Dishwashersaurous · 02/11/2024 10:55

ThePure · 02/11/2024 10:44

If this was me not saying good morning to my MIL it would be because I would already know that I had failed to live up to her standards just by existing so I would be concentrating on keeping the kids quiet so they didn't do something that else that reflected badly on me.

Usually I am a decent host but with MIL I am not because our relationship is irredeemably poor and I have stopped trying to second guess what would be the right thing to do to please her.

Why ask if she slept well when I already know that the bed will be too hard/ room too hot/ curtains not thick enough? Why offer anything for breakfast when it will be wrong (what no oat milk/ Darjeeling/gluten free pastries) If I do buy whatever was right last time it no longer is or is the wrong brand or whatever.

Basically she's gonna judge whatever I do so at least I no longer expend energy in a futile effort to please her.

Of course your circumstances may be entirely different

Ahem

HousefulofIkea · 02/11/2024 10:57

OP i can't see that you've answered the question, where is your son in all this?
Why is your DIL up early dealing with young children AND being expected to wait on you, where is your son, surely he should be the one taking the primary role hosting you??

DoreenonTill8 · 02/11/2024 11:02

I shall now go back down and find stuff to make breakfast with.
Make sure you sigh heavily, maybe sniff a little so everyone knows the arduous task.
Have they hidden the breakfast stuff from you?

DoreenonTill8 · 02/11/2024 11:03

I shall now go back down and find stuff to make breakfast with.
Make sure you sigh heavily, maybe sniff a little so everyone knows the arduous task.
Have they hidden the breakfast stuff from you?

HildegardeofBingen · 02/11/2024 11:05

Not my daughter in law. It's an issue which comes up intermittently. I don't expect to be waited on. I try to help without interfering. One can love somebody without loving every aspect of their behaviour. It can be tiring to be a good and helpful family member and I do very much value basic minimal politeness, which should - to my mind - only be abandoned in urgent situations.

OP posts:
Round3HereWeGo · 02/11/2024 11:07

It really depends on ages of children and normal behaviours. Tiny children take up all the brain space. If they are otherwise normally polite then they probably were just absorbed in the chaos that is young family life and meant nothing by it.
I don't see what making your breakfast has got to do with anything!
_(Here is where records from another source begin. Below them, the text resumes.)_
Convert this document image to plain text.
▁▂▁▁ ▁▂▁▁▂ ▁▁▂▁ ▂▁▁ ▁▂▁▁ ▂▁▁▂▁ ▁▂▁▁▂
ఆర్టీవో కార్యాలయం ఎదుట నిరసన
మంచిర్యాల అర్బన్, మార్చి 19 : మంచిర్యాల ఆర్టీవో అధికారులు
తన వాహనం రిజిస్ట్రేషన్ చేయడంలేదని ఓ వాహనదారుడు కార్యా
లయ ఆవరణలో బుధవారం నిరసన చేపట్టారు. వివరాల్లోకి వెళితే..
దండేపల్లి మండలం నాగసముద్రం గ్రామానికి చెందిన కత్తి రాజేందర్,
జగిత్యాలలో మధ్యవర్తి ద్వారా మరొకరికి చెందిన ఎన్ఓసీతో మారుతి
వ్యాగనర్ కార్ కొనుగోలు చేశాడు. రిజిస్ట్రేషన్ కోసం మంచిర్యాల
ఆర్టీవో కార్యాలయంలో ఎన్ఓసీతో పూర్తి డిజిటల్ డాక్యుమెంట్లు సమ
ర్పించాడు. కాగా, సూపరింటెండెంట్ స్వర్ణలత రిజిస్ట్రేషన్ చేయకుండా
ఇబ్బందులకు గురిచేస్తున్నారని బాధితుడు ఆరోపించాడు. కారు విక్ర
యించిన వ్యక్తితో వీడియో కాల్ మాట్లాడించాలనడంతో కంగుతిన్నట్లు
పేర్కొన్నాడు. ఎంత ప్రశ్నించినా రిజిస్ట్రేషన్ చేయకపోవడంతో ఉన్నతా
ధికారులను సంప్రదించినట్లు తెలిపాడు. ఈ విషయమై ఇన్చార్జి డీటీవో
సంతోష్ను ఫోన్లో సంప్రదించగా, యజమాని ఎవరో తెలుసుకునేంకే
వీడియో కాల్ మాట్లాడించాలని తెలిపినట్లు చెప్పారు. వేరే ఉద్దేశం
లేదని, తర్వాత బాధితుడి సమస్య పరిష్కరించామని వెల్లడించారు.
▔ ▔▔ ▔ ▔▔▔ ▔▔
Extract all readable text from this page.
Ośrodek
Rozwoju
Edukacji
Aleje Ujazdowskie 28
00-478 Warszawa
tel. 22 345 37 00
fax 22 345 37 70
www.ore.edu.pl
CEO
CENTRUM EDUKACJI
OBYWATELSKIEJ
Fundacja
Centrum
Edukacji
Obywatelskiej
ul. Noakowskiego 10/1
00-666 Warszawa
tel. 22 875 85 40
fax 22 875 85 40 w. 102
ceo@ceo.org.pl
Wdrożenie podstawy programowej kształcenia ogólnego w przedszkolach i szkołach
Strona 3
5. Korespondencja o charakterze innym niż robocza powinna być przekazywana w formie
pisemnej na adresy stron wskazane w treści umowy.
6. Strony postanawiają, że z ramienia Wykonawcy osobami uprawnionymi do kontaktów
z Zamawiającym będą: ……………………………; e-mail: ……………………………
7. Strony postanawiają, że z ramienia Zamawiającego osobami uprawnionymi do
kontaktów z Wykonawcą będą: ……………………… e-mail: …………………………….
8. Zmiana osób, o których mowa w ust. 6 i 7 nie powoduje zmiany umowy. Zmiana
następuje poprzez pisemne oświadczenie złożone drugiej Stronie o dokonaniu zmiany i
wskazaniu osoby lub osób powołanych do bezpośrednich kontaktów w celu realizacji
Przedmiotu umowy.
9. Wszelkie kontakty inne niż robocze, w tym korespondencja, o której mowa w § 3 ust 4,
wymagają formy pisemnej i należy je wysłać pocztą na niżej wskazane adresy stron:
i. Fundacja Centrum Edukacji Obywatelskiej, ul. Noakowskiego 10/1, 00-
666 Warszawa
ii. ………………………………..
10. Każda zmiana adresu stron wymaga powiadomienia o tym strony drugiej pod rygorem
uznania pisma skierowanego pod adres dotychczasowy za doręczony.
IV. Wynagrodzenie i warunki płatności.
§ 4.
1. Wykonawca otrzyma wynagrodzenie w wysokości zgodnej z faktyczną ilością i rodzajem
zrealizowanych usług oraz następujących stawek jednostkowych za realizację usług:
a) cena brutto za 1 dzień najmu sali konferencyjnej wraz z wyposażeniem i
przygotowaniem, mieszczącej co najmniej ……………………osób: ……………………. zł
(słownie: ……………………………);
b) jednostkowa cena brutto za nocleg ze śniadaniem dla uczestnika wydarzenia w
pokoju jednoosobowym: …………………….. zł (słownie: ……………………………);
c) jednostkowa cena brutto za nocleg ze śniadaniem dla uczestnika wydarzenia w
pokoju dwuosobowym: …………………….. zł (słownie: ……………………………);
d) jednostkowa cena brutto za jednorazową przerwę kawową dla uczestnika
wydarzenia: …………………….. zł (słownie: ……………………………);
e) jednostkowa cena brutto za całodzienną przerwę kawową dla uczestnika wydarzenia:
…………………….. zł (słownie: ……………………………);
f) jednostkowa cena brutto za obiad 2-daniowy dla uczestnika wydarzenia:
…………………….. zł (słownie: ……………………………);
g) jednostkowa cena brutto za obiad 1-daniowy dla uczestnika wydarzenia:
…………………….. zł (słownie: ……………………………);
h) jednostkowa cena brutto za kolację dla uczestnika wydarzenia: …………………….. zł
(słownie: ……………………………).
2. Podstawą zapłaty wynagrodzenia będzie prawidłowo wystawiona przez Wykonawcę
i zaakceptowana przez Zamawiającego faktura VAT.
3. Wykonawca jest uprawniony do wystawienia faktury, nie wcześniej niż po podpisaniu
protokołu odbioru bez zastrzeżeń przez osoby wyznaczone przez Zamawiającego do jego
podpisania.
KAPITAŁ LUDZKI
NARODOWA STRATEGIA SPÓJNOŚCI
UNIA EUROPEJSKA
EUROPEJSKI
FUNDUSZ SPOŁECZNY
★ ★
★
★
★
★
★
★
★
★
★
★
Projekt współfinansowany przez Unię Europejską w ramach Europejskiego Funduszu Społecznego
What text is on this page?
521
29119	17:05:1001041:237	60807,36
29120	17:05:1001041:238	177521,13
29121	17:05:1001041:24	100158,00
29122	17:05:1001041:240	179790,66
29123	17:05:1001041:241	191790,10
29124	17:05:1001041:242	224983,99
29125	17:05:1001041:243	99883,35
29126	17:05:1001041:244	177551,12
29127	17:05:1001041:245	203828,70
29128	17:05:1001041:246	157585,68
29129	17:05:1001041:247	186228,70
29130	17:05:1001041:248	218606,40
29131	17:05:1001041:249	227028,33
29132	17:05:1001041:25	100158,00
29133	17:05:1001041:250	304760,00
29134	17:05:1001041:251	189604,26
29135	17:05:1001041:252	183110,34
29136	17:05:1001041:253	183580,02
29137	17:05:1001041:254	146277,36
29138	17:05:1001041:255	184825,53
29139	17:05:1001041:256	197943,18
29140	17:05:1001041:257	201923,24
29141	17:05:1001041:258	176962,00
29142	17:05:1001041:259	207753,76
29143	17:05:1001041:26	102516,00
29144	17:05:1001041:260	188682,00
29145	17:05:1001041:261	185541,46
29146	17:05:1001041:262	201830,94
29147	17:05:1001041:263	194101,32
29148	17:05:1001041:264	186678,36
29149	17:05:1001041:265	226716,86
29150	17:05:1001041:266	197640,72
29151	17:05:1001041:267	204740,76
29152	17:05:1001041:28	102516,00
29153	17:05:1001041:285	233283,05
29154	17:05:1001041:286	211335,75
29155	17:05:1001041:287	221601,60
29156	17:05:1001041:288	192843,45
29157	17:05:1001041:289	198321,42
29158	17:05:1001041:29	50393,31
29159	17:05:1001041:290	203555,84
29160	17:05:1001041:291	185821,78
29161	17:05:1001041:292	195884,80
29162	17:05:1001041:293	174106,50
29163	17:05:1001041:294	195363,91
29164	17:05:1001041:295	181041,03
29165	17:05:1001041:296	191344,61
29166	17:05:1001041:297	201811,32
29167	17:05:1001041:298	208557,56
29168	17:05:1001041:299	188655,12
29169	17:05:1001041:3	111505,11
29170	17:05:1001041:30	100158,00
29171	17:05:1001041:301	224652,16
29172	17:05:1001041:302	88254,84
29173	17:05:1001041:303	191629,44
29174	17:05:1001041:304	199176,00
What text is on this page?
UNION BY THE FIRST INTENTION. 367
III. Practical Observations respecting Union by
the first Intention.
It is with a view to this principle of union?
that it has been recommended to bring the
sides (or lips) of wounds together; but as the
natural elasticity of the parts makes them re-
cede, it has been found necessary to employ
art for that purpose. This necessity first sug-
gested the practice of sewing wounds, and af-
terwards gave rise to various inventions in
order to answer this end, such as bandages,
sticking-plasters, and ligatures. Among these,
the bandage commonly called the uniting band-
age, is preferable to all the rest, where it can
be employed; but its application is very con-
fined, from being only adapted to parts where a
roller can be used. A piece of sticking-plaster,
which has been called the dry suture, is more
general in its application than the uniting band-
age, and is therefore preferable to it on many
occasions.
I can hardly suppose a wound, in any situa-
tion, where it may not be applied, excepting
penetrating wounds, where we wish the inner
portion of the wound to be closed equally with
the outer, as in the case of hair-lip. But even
BarbaraHoward · 02/11/2024 11:11

Has the basic politeness been otherwise present? Has the visit been otherwise pleasant?

Like I said above, I do think you're right in that it's rude not to say good morning, but I would be cutting your daughter (?) some slack given she's presumably exhausted. Honestly, when I was in those little kids years my mum was mostly just concerned for me rather than worried about my hosting skills. Do you think your daughter is aware of your feelings?